Swara.id | Musi Banyuasin – Pembangunan jalan tol yang menghubungkan Palembang, Sumatera Selatan, dengan Tempino, Jambi, kini menuai sorotan. Proyek yang dikerjakan oleh PT Wira Agung (WA) sebagai vendor PT Hutama Karya Infrastruktur (HKI) diduga telah beroperasi selama beberapa bulan di Desa Bukit Jaya (C3), Kecamatan Sungai Lilin, Kabupaten Musi Banyuasin (Muba) tanpa mengantongi izin resmi.
Informasi yang diperoleh menyebutkan bahwa PT WA belum memiliki sejumlah dokumen perizinan penting, seperti UKL-UPL (Upaya Pengelolaan Lingkungan dan Upaya Pemantauan Lingkungan), izin galian C, serta izin penimbunan dan pelintasan tanah milik PT Bara Mutiara Prima (BMP). Bahkan, material timbunan tanah untuk proyek ini diduga berasal dari sumber galian ilegal.
Saat dikonfirmasi melalui pesan WhatsApp, Muhron, Kapro PT Hutama Karya Infrastruktur, memberikan tanggapan singkat,
“Ya, nanti akan kami cek dulu.”
Sementara itu, Tedi Setiawan, Manager PT Wira Agung, mengakui bahwa perizinan masih dalam proses.
“Waduh. Izinnya belum keluar,” ujarnya.
Ketua Puja Kesuma Kabupaten Muba, Gianto Wicaksono mengecam keras aktivitas yang dilakukan tanpa legalitas tersebut.
“Perusahaan besar yang beroperasi tanpa izin sama saja mengangkangi pemerintah setempat. Aktivitas ini harus dihentikan sebelum seluruh izin terpenuhi,” tegasnya, Selasa (31/12/2024).
Gianto juga menyoroti potensi kerugian negara akibat ketiadaan retribusi resmi untuk galian C, yang seharusnya dikenakan tarif Rp4.500 per meter kubik.
“Jika benar tidak ada pembayaran retribusi, itu jelas merugikan negara dan dapat dikategorikan sebagai tindakan korupsi,” tambahnya.
Hal ini juga mendapat perhatian dari Ketua LSM Pemerhati dan Pemantau Pembangunan Daerah (P3D) Sumatera Selatan, Adi. Ia menyatakan akan membawa masalah ini ke DPRD Provinsi Sumsel untuk memastikan tindakan tegas terhadap perusahaan yang melanggar aturan.
Berdasarkan Pasal 158 dan/atau Pasal 161 Undang-Undang Nomor 3 Tahun 2020 tentang Pertambangan Mineral dan Batu Bara, setiap aktivitas penambangan tanpa izin dapat dijerat hukuman penjara hingga 10 tahun dan denda maksimal Rp10 miliar.
Proyek besar seperti ini semestinya mematuhi aturan hukum yang berlaku.
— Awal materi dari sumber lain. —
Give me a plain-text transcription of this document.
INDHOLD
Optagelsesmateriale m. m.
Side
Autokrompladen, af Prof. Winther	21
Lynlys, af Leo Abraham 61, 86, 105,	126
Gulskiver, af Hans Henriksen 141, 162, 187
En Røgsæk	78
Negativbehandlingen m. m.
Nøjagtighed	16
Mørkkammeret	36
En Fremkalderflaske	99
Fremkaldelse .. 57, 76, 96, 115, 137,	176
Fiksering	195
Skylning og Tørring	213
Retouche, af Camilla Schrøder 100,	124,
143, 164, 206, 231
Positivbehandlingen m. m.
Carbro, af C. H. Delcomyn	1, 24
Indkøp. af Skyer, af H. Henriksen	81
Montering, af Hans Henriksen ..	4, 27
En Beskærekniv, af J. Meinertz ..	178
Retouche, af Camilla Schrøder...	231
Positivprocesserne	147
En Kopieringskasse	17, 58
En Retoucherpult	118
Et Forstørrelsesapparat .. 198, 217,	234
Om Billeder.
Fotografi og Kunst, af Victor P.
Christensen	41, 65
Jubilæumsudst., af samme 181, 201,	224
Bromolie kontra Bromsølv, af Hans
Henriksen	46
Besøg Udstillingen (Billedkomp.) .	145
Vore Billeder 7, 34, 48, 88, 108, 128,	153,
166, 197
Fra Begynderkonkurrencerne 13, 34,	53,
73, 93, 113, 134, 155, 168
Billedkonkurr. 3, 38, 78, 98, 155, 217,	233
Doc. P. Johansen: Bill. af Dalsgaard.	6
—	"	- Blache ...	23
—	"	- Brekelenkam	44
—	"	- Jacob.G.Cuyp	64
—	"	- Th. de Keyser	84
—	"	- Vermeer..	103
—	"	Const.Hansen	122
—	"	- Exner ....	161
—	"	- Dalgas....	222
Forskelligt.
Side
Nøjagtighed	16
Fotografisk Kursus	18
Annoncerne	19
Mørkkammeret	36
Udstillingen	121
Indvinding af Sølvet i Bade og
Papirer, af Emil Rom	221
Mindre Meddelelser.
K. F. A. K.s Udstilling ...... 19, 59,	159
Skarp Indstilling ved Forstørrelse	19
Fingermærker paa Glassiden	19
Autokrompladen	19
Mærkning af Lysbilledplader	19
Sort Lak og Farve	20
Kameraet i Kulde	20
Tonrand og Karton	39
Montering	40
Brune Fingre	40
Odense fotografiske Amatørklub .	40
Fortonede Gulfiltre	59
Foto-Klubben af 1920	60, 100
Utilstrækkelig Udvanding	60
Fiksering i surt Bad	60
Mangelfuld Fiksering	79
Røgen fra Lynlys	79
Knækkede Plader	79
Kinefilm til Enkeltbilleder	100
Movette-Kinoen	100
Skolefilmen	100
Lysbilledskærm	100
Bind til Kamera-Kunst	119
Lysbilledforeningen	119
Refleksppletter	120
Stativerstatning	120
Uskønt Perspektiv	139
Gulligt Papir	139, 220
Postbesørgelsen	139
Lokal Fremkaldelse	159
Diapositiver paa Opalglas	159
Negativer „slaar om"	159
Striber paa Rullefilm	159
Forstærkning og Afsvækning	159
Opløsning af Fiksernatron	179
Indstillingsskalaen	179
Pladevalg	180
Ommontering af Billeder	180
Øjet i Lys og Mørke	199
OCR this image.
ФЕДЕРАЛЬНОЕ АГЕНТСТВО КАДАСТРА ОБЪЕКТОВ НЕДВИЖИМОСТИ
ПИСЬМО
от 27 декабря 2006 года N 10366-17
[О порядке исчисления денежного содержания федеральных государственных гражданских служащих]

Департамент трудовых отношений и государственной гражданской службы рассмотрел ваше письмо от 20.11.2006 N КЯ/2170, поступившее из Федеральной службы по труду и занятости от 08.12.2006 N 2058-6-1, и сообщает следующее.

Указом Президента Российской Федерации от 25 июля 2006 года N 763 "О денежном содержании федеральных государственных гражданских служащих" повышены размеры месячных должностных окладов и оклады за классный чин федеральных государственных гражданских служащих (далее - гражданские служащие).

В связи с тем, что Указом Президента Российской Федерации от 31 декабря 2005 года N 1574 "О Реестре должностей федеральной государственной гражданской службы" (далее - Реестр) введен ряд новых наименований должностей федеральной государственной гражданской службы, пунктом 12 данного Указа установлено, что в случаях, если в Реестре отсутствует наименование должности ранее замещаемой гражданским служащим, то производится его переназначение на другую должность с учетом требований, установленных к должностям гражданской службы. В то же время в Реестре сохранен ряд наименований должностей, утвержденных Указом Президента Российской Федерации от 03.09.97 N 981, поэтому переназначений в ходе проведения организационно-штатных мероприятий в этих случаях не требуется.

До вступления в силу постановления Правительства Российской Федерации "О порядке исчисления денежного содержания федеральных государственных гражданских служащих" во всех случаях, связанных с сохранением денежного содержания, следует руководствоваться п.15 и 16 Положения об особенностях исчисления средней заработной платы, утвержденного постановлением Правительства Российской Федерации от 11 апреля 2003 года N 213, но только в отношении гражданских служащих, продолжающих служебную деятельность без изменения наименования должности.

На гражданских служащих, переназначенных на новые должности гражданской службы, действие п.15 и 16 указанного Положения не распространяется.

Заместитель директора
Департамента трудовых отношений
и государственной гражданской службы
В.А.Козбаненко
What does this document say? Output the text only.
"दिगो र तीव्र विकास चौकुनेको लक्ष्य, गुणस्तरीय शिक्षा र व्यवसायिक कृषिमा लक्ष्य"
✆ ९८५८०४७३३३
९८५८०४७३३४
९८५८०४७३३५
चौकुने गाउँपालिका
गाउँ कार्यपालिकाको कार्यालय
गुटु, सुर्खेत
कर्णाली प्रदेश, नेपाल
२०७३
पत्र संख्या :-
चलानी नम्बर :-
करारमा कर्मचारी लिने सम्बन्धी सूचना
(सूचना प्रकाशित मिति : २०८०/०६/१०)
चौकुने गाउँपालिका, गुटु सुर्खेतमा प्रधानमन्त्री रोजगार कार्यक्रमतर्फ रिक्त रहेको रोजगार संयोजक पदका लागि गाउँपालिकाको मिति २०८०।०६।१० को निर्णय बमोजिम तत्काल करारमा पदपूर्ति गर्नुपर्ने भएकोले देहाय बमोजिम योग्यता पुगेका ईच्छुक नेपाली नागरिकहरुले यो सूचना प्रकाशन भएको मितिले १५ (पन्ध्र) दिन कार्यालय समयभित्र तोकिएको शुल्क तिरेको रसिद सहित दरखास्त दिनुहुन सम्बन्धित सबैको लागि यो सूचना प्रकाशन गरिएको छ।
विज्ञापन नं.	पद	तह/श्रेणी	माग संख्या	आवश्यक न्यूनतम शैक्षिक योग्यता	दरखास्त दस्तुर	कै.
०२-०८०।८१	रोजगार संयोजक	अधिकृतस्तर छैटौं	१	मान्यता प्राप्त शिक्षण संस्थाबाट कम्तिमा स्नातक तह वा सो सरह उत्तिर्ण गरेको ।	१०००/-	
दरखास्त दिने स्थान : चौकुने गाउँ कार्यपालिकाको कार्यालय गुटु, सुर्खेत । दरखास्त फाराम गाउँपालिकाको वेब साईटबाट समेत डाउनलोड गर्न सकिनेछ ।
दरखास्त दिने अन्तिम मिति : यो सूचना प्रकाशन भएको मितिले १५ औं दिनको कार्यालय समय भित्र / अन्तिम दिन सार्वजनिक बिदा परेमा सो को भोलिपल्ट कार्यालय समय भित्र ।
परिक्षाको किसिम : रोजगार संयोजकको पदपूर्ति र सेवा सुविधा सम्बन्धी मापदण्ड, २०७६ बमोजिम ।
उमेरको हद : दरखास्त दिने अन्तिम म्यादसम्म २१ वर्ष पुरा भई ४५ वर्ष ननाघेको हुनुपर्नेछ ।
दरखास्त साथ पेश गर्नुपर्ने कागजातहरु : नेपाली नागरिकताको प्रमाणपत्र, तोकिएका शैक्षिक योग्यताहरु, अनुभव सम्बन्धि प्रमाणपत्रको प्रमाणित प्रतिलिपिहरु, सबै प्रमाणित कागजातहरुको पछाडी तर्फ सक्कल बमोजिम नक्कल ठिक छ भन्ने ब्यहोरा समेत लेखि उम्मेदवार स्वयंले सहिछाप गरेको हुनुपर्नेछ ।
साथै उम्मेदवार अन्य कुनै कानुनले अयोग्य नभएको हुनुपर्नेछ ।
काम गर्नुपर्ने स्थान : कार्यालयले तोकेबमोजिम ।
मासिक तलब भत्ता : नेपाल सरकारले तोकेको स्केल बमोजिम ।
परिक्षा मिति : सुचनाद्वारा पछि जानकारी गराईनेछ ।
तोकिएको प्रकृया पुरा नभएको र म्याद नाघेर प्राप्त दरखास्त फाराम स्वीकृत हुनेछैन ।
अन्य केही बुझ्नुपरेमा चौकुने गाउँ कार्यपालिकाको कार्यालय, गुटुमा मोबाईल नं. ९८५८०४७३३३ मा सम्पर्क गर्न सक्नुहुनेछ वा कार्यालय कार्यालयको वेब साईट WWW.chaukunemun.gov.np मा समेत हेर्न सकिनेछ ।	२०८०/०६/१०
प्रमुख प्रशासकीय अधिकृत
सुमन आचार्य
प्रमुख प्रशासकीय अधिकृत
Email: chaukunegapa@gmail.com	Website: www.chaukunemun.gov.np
Jika terbukti melanggar, PT Wira Agung dan pihak terkait di proyek tersebut berpotensi menghadapi sanksi pidana maupun administratif yang berat.
Hingga berita ini diturunkan, aktivitas proyek masih berlangsung di Desa Bukit Jaya tanpa kejelasan lebih lanjut dari pihak perusahaan. Masyarakat dan pihak berwenang diminta terus mengawasi perkembangan kasus ini.